Like many Acuras, the RDX suffers for being a 'tweener. Its size and pricing put it roughly in the same category as the BMW X3 and Audi Q5, but its exclusive reliance on four-cylinder power and its overall disposition are much closer to the cheaper Mini Countryman and other "sporty" compact crossovers. This leaves the RDX ill-equipped to compete in either class -- it lacks the refinement and premium feel to compete with BMW or Audi, and yet is too expensive (and too big) to square off against sportier, cheaper crossovers. Acura hurts itself further by making its excellent all-wheel-drive system an extra-cost option while BMW and Audi make it standard. As such, our $36,480 test model suffers from steering-wheel-tugging torque steer not unlike what you find in a $20,000 Nissan Juke. As Joe notes, the ride doesn't help matters -- the rear suspension in particular jumps over speed bumps. The interior hews more toward the Honda Civic and CR-V than other Acuras.

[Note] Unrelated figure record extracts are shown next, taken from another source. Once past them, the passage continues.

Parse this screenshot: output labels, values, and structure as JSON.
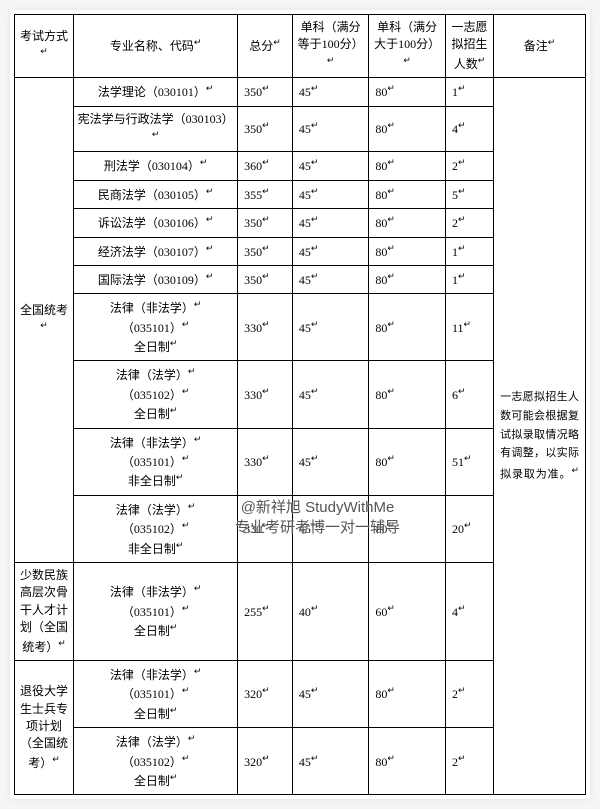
{
  "headers": {
    "exam": "考试方式",
    "major": "专业名称、代码",
    "total": "总分",
    "single100": "单科（满分等于100分）",
    "singleGt100": "单科（满分大于100分）",
    "planned": "一志愿拟招生人数",
    "remark": "备注"
  },
  "mark": "↵",
  "groups": [
    {
      "name": "全国统考",
      "rows": [
        {
          "major": "法学理论（030101）",
          "total": "350",
          "s100": "45",
          "sgt": "80",
          "plan": "1"
        },
        {
          "major": "宪法学与行政法学（030103）",
          "total": "350",
          "s100": "45",
          "sgt": "80",
          "plan": "4"
        },
        {
          "major": "刑法学（030104）",
          "total": "360",
          "s100": "45",
          "sgt": "80",
          "plan": "2"
        },
        {
          "major": "民商法学（030105）",
          "total": "355",
          "s100": "45",
          "sgt": "80",
          "plan": "5"
        },
        {
          "major": "诉讼法学（030106）",
          "total": "350",
          "s100": "45",
          "sgt": "80",
          "plan": "2"
        },
        {
          "major": "经济法学（030107）",
          "total": "350",
          "s100": "45",
          "sgt": "80",
          "plan": "1"
        },
        {
          "major": "国际法学（030109）",
          "total": "350",
          "s100": "45",
          "sgt": "80",
          "plan": "1"
        },
        {
          "major": "法律（非法学）\n（035101）\n全日制",
          "total": "330",
          "s100": "45",
          "sgt": "80",
          "plan": "11"
        },
        {
          "major": "法律（法学）\n（035102）\n全日制",
          "total": "330",
          "s100": "45",
          "sgt": "80",
          "plan": "6"
        },
        {
          "major": "法律（非法学）\n（035101）\n非全日制",
          "total": "330",
          "s100": "45",
          "sgt": "80",
          "plan": "51"
        },
        {
          "major": "法律（法学）\n（035102）\n非全日制",
          "total": "330",
          "s100": "45",
          "sgt": "80",
          "plan": "20"
        }
      ]
    },
    {
      "name": "少数民族高层次骨干人才计划（全国统考）",
      "rows": [
        {
          "major": "法律（非法学）\n（035101）\n全日制",
          "total": "255",
          "s100": "40",
          "sgt": "60",
          "plan": "4"
        }
      ]
    },
    {
      "name": "退役大学生士兵专项计划（全国统考）",
      "rows": [
        {
          "major": "法律（非法学）\n（035101）\n全日制",
          "total": "320",
          "s100": "45",
          "sgt": "80",
          "plan": "2"
        },
        {
          "major": "法律（法学）\n（035102）\n全日制",
          "total": "320",
          "s100": "45",
          "sgt": "80",
          "plan": "2"
        }
      ]
    }
  ],
  "remarkText": "一志愿拟招生人数可能会根据复试拟录取情况略有调整，以实际拟录取为准。",
  "watermark": {
    "line1": "@新祥旭 StudyWithMe",
    "line2": "专业考研考博一对一辅导"
  },
  "style": {
    "bg": "#f5f5f5",
    "paper": "#ffffff",
    "border": "#000000",
    "fontSize": 12
  }
}
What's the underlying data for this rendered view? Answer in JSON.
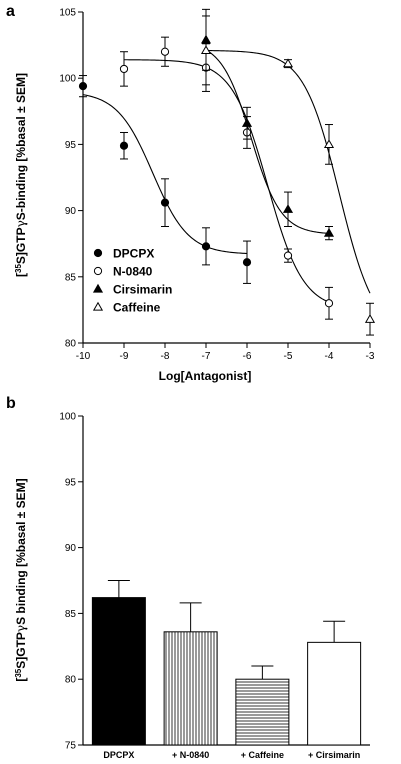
{
  "chart_data": [
    {
      "panel": "a",
      "type": "scatter",
      "xlabel": "Log[Antagonist]",
      "ylabel_parts": [
        "[",
        "35",
        "S]GTP",
        "γ",
        "S-binding [%basal ± SEM]"
      ],
      "xlim": [
        -10,
        -3
      ],
      "ylim": [
        80,
        105
      ],
      "xticks": [
        -10,
        -9,
        -8,
        -7,
        -6,
        -5,
        -4,
        -3
      ],
      "yticks": [
        80,
        85,
        90,
        95,
        100,
        105
      ],
      "grid": false,
      "legend_position": "bottom-left",
      "series": [
        {
          "name": "DPCPX",
          "marker": "circle-filled",
          "x": [
            -10,
            -9,
            -8,
            -7,
            -6
          ],
          "y": [
            99.4,
            94.9,
            90.6,
            87.3,
            86.1
          ],
          "err": [
            0.8,
            1.0,
            1.8,
            1.4,
            1.6
          ],
          "fit": {
            "top": 99.0,
            "bottom": 86.7,
            "logIC50": -8.3,
            "hill": 1.0,
            "x_range": [
              -10,
              -6
            ]
          }
        },
        {
          "name": "N-0840",
          "marker": "circle-open",
          "x": [
            -9,
            -8,
            -7,
            -6,
            -5,
            -4
          ],
          "y": [
            100.7,
            102.0,
            100.8,
            95.9,
            86.6,
            83.0
          ],
          "err": [
            1.3,
            1.1,
            1.8,
            1.2,
            0.5,
            1.2
          ],
          "fit": {
            "top": 101.4,
            "bottom": 82.5,
            "logIC50": -5.5,
            "hill": 1.0,
            "x_range": [
              -9,
              -4
            ]
          }
        },
        {
          "name": "Cirsimarin",
          "marker": "triangle-filled",
          "x": [
            -7,
            -6,
            -5,
            -4
          ],
          "y": [
            102.9,
            96.6,
            90.1,
            88.3
          ],
          "err": [
            2.3,
            1.2,
            1.3,
            0.5
          ],
          "fit": {
            "top": 102.8,
            "bottom": 88.2,
            "logIC50": -5.9,
            "hill": 1.2,
            "x_range": [
              -7,
              -4
            ]
          }
        },
        {
          "name": "Caffeine",
          "marker": "triangle-open",
          "x": [
            -7,
            -5,
            -4,
            -3
          ],
          "y": [
            102.1,
            101.1,
            95.0,
            81.8
          ],
          "err": [
            2.6,
            0.3,
            1.5,
            1.2
          ],
          "fit": {
            "top": 102.1,
            "bottom": 80.5,
            "logIC50": -3.75,
            "hill": 1.0,
            "x_range": [
              -7,
              -3
            ]
          }
        }
      ]
    },
    {
      "panel": "b",
      "type": "bar",
      "ylabel_parts": [
        "[",
        "35",
        "S]GTP",
        "γ",
        "S binding [%basal ± SEM]"
      ],
      "ylim": [
        75,
        100
      ],
      "yticks": [
        75,
        80,
        85,
        90,
        95,
        100
      ],
      "grid": false,
      "categories": [
        "DPCPX",
        "+ N-0840",
        "+ Caffeine",
        "+ Cirsimarin"
      ],
      "values": [
        86.2,
        83.6,
        80.0,
        82.8
      ],
      "err": [
        1.3,
        2.2,
        1.0,
        1.6
      ],
      "fills": [
        "solid-black",
        "vertical-stripes",
        "horizontal-stripes",
        "white"
      ]
    }
  ]
}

Despite all this, the RDX isn't a bad vehicle. The interior, although lacking in materials quality, is very comfortable and well thought out. I particularly like the deep, lockable center console. Like many Honda vehicles, it's easy to see out of, thanks to a low beltline and relatively thin pillars. The steering is also typical for Honda -- accurate and quicker than most. The turbocharged 2.3-liter engine isn't as refined as Audi's class-leading turbo four but it provides excellent mid-range passing power and would, I suspect, benefit immeasurably if paired with a modern transmission and all-wheel-drive.
A redesign that addresses the interior quality and ride would do wonders for this vehicle. The real work, though, should be done in the marketing department. Acura needs to decide whether the RDX is a zippy, sporty compact crossover, in which case it needs a cut in size and price, or the brand needs to commit to competing against the big boys and develop a vehicle that can meet them head-on.